Born 1917; educated at Marlborough College, Royal Military College, Sandhurst, and the Open International University for Complementary Medicine, Sri Lanka; commissioned into the Oxfordshire and Buckinghamshire Light Infantry, 1937; service with 1 Bn, Oxfordshire and Buckinghamshire Light Infantry, Colchester, Essex, 1937-1939; served in World War Two in the UKand Italy, 1939-1945; Lt, 1940; temporary Capt, 1940-1942; War Substantive Capt, 1942; temporary Maj, 1942-1945; Capt, 1945; temporary Maj, 1945-1949; service in Greece, Egypt and Cyprus, 1948-1958; Maj, 1950; served with 1 Bn, Royal Green Jackets on its formation, 1958; Lt Col, 1959; awarded OBE, 1959; Commanding Officer, 1 Bn, Royal Green Jackets, 1959-1962; Security Commander, Aden, 1962-1964; commanded 129 Infantry Bde, Territorial Army, 1964-1966; Brig, 1966; Chief of Staff, UN Peacekeeping Force, Cyprus, 1966-1968; retired, 1968; Chief Security Officer, Sierra Leone Selection Trust Limited, 1969-1970; Vice President, International PeaceAcademy, 1971-1973; Consultant, 1973-1997; Visiting Senior Lecturer in Peace Studies, Bradford University, 1974-1979; Consultant, United World College of Atlantic, 1974-1981; Vice President, UN Association (UK), 1974-1997; Member, Management Committee,Council for Education in World Citizenship, 1978-1989; Education Planning Director, British Council for Aid to Refugees (Vietnamese Section), 1979-1980; General Secretary, World Disarmament Campaign, 1980-1982; Member of Generals (retired) for Peace and Disarmament, 1981-1990; Director, Centre for International Peacebuilding, 1983-1997; Co-ordinator, Worldwide Consultative Association of Retired Generals and Admirals, 1991-1997; Member, International Council, Institute of Conflict Analysis and Resolution, USA, 1992-1997; Consultant/Adviser, International Institute for Peaceful Change; died 1997.Publications: The impartial soldier (Oxford University Press, under the auspices of the Royal Institute of International Affairs, London, 1970); The blue berets (Leo Cooper, London, 1971); The thin blue line.
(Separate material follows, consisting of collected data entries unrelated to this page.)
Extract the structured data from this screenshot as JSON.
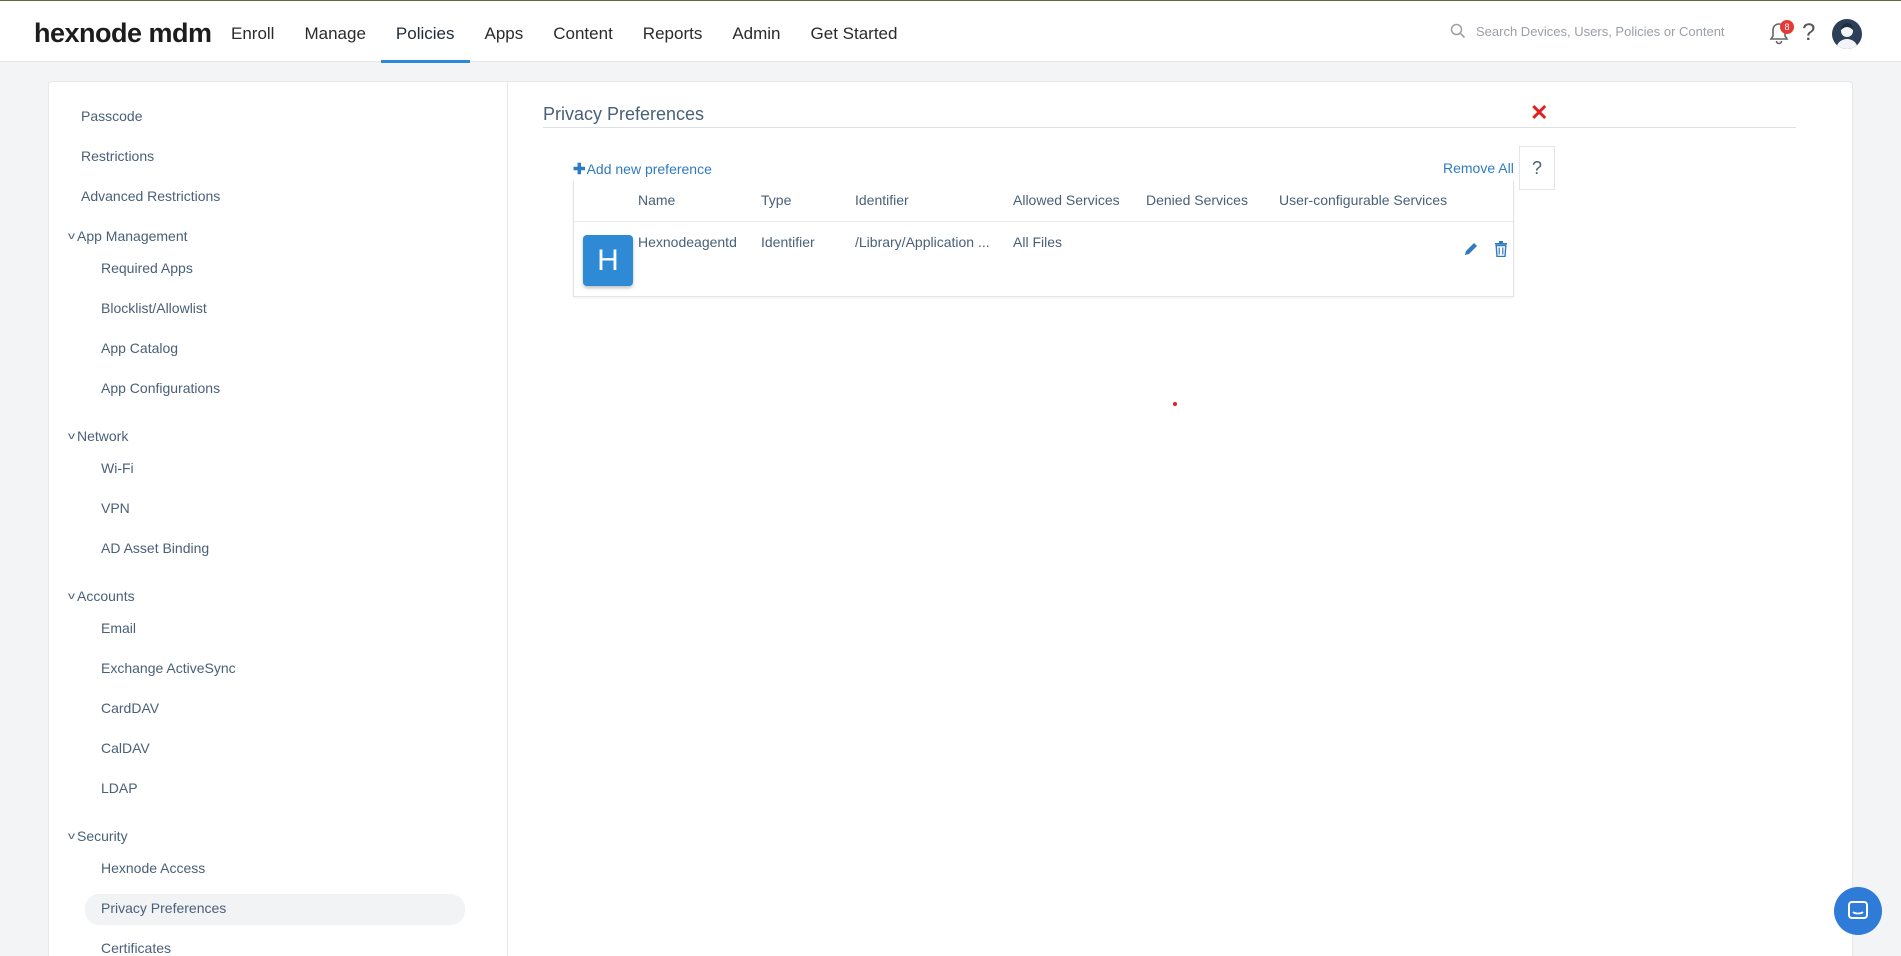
{
  "brand": {
    "logo_text": "hexnode mdm",
    "accent": "#2f8ad6"
  },
  "nav": {
    "items": [
      {
        "label": "Enroll"
      },
      {
        "label": "Manage"
      },
      {
        "label": "Policies",
        "active": true
      },
      {
        "label": "Apps"
      },
      {
        "label": "Content"
      },
      {
        "label": "Reports"
      },
      {
        "label": "Admin"
      },
      {
        "label": "Get Started"
      }
    ]
  },
  "search": {
    "placeholder": "Search Devices, Users, Policies or Content"
  },
  "notifications": {
    "count": "8"
  },
  "sidebar": {
    "passcode": "Passcode",
    "restrictions": "Restrictions",
    "advanced_restrictions": "Advanced Restrictions",
    "app_management": "App Management",
    "required_apps": "Required Apps",
    "blocklist_allowlist": "Blocklist/Allowlist",
    "app_catalog": "App Catalog",
    "app_configurations": "App Configurations",
    "network": "Network",
    "wifi": "Wi-Fi",
    "vpn": "VPN",
    "ad_asset_binding": "AD Asset Binding",
    "accounts": "Accounts",
    "email": "Email",
    "exchange_activesync": "Exchange ActiveSync",
    "carddav": "CardDAV",
    "caldav": "CalDAV",
    "ldap": "LDAP",
    "security": "Security",
    "hexnode_access": "Hexnode Access",
    "privacy_preferences": "Privacy Preferences",
    "certificates": "Certificates"
  },
  "main": {
    "title": "Privacy Preferences",
    "add_label": "Add new preference",
    "remove_all_label": "Remove All",
    "help_label": "?",
    "close_label": "✕",
    "columns": {
      "name": "Name",
      "type": "Type",
      "identifier": "Identifier",
      "allowed": "Allowed Services",
      "denied": "Denied Services",
      "user_configurable": "User-configurable Services"
    },
    "rows": [
      {
        "icon_letter": "H",
        "name": "Hexnodeagentd",
        "type": "Identifier",
        "identifier": "/Library/Application ...",
        "allowed": "All Files",
        "denied": "",
        "user_configurable": ""
      }
    ]
  }
}
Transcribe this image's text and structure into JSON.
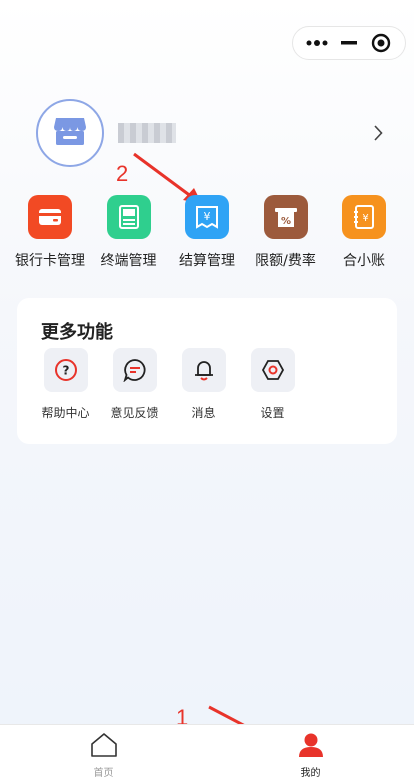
{
  "capsule": {
    "more_icon": "more-dots-icon",
    "minimize_icon": "minimize-icon",
    "close_icon": "target-close-icon"
  },
  "profile": {
    "avatar_icon": "store-icon",
    "username": ""
  },
  "annotations": {
    "step1": "1",
    "step2": "2"
  },
  "quick_actions": [
    {
      "label": "银行卡管理",
      "icon": "bank-card-icon",
      "color": "#f24a24"
    },
    {
      "label": "终端管理",
      "icon": "terminal-icon",
      "color": "#2fcf8e"
    },
    {
      "label": "结算管理",
      "icon": "settlement-yen-icon",
      "color": "#2fa3f5"
    },
    {
      "label": "限额/费率",
      "icon": "rate-percent-icon",
      "color": "#9c5a3c"
    },
    {
      "label": "合小账",
      "icon": "ledger-icon",
      "color": "#f6921e"
    }
  ],
  "more": {
    "title": "更多功能",
    "items": [
      {
        "label": "帮助中心",
        "icon": "help-icon"
      },
      {
        "label": "意见反馈",
        "icon": "feedback-icon"
      },
      {
        "label": "消息",
        "icon": "bell-icon"
      },
      {
        "label": "设置",
        "icon": "settings-icon"
      }
    ]
  },
  "tabbar": {
    "tabs": [
      {
        "label": "首页",
        "icon": "home-icon",
        "active": false
      },
      {
        "label": "我的",
        "icon": "user-icon",
        "active": true
      }
    ],
    "active_color": "#e8332a",
    "inactive_color": "#999999"
  }
}
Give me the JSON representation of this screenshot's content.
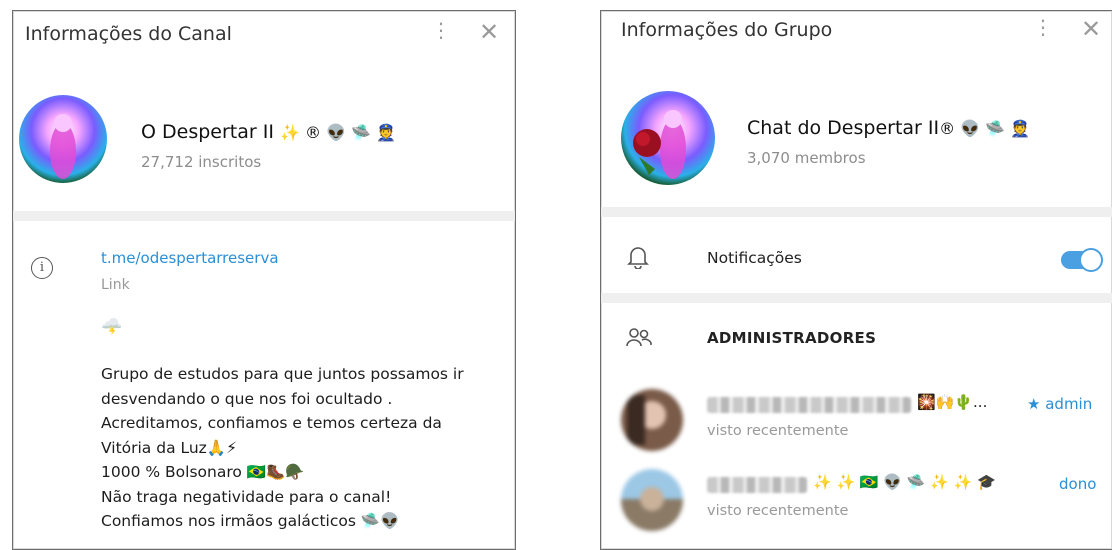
{
  "channel": {
    "header_title": "Informações do Canal",
    "name": "O Despertar II",
    "name_emojis": "✨ ® 👽 🛸 👮",
    "subscribers": "27,712 inscritos",
    "link": "t.me/odespertarreserva",
    "link_label": "Link",
    "weather_emoji": "🌩️",
    "description_lines": [
      "Grupo de estudos para que juntos possamos ir",
      "desvendando o que nos foi ocultado .",
      "Acreditamos,  confiamos e temos certeza  da",
      "Vitória da Luz🙏⚡",
      "1000 % Bolsonaro  🇧🇷🥾🪖",
      "Não traga negatividade para o canal!",
      "Confiamos  nos irmãos galácticos 🛸👽"
    ]
  },
  "group": {
    "header_title": "Informações do Grupo",
    "name": "Chat do Despertar II",
    "name_emojis": "® 👽 🛸 👮",
    "members": "3,070 membros",
    "notifications_label": "Notificações",
    "notifications_on": true,
    "admins_label": "ADMINISTRADORES",
    "admins": [
      {
        "emojis": "🎇🙌🌵...",
        "role_star": "★",
        "role": "admin",
        "status": "visto recentemente"
      },
      {
        "emojis": "✨ ✨ 🇧🇷 👽 🛸 ✨ ✨ 🎓",
        "role_star": "",
        "role": "dono",
        "status": "visto recentemente"
      }
    ]
  },
  "icons": {
    "kebab": "⋮",
    "close": "✕",
    "info": "i",
    "bell": "🔔",
    "people": "👥"
  },
  "colors": {
    "link": "#2a8fd6",
    "toggle": "#4aa0e0",
    "muted": "#8d8d8d"
  }
}
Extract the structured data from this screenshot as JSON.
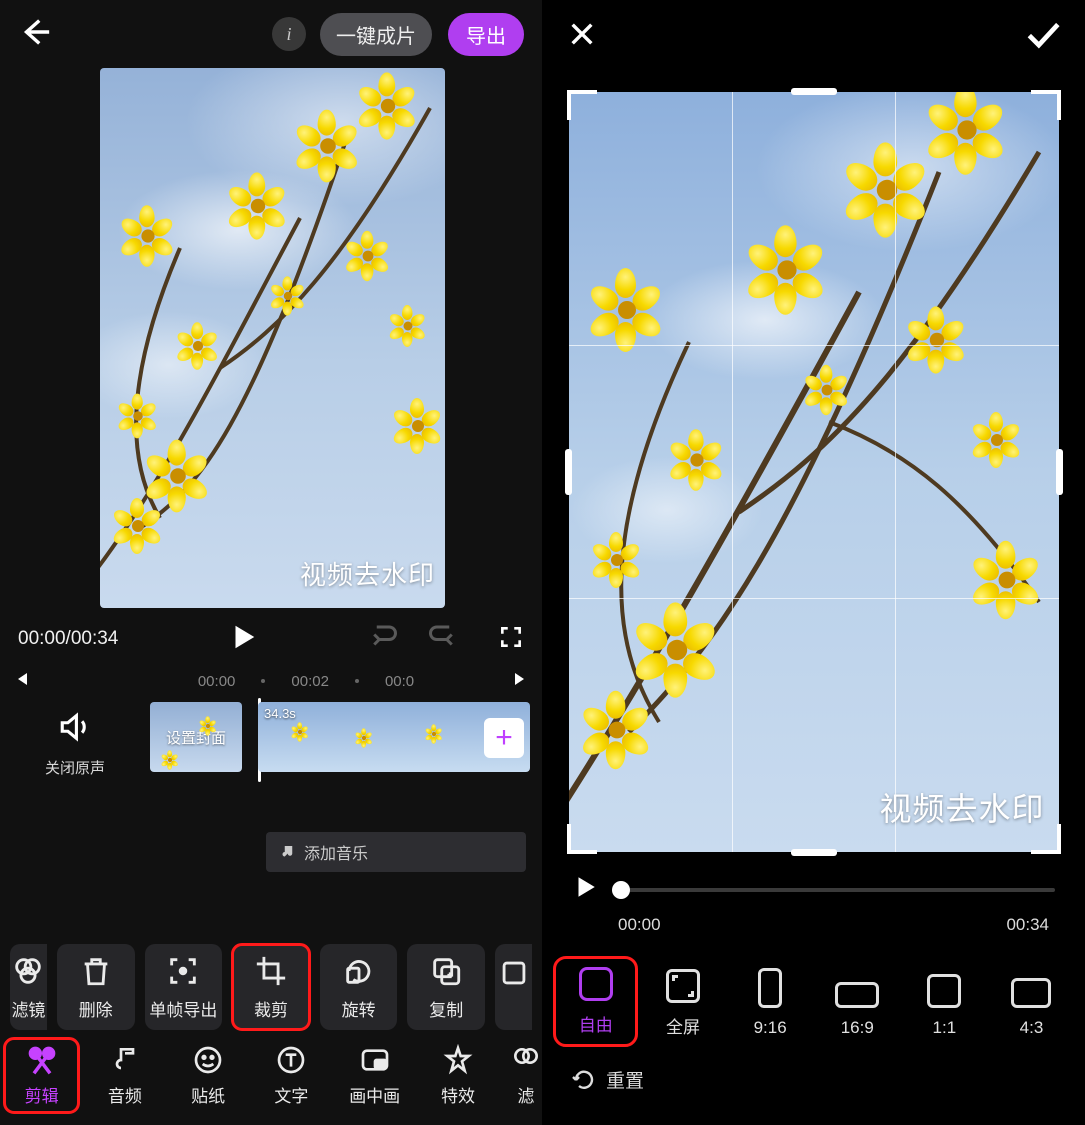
{
  "left": {
    "header": {
      "auto_label": "一键成片",
      "export_label": "导出"
    },
    "preview": {
      "watermark_text": "视频去水印"
    },
    "playback": {
      "time_display": "00:00/00:34"
    },
    "timeline": {
      "tick_labels": [
        "00:00",
        "00:02",
        "00:0"
      ],
      "mute_label": "关闭原声",
      "cover_label": "设置封面",
      "clip_duration": "34.3s",
      "add_music_label": "添加音乐"
    },
    "tools": {
      "filter": "滤镜",
      "delete": "删除",
      "frame_export": "单帧导出",
      "crop": "裁剪",
      "rotate": "旋转",
      "copy": "复制"
    },
    "tabs": {
      "edit": "剪辑",
      "audio": "音频",
      "sticker": "贴纸",
      "text": "文字",
      "pip": "画中画",
      "effects": "特效",
      "filter2": "滤"
    }
  },
  "right": {
    "preview": {
      "watermark_text": "视频去水印"
    },
    "playback": {
      "start": "00:00",
      "end": "00:34"
    },
    "ratios": {
      "free": "自由",
      "full": "全屏",
      "r916": "9:16",
      "r169": "16:9",
      "r11": "1:1",
      "r43": "4:3"
    },
    "reset_label": "重置"
  },
  "colors": {
    "accent": "#b03ef0",
    "highlight": "#ff1a1a"
  }
}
International peacekeeping and its future , with Indar Jit Rikhye and Bjørn Egge (Yale University Press, London, 1974); The knaves of diamonds (Seeley Service, London, 1976); Waging war on war:the need for new concepts of common security for Europe (Project for Peace Studies, Oxford, 1988); Investing charity funds (Jordans, Bristol, 1995).

Hardy, Sir John Francis Gathorne-, 1874-1949, Knight, General

  • KCL-AF0270
  • Person
  • 1874-1949

Born in 1874; educated at Eton and Sandhurst; commissioned into the Grenadier Guards, 1894; promoted to Capt, 1900; service in the Boer War, 1900-1902; promoted to Battalion Maj, 1902; Staff College, 1905-1906; Brigade Maj, 1 Guards Brigade, Aldershot, 1908-1911; Brevet Lt Col, 1913; General Staff Officer, Grade 2, War Office, 1913-1914; General Staff Officer, Grade 2, 2Corps, 1914-1915; served in 2 Army, 1915; General Staff Officer, Grade 1, 7 Division, 1915-1916; Battalion Col, 1916; Brig Gen, General Staff of 14 Corps, 1916-1918; Maj Gen, General Staff, British Forces in Italy and 10 Italian Army, 1918-1919; commanding field troops in Egypt, 1921-1922; Director of Military Training, 1922-1925; commanded Deccan District, 1926-1928; Lt Gen, 1928; General Officer Commanding-in-Chief, Northern Command, 1931-1933; Gen, 1933; General Officer Commanding-in-Chief, Aldershot Command, 1933-1937; ADC General to the King, 1934-1937; died in 1949.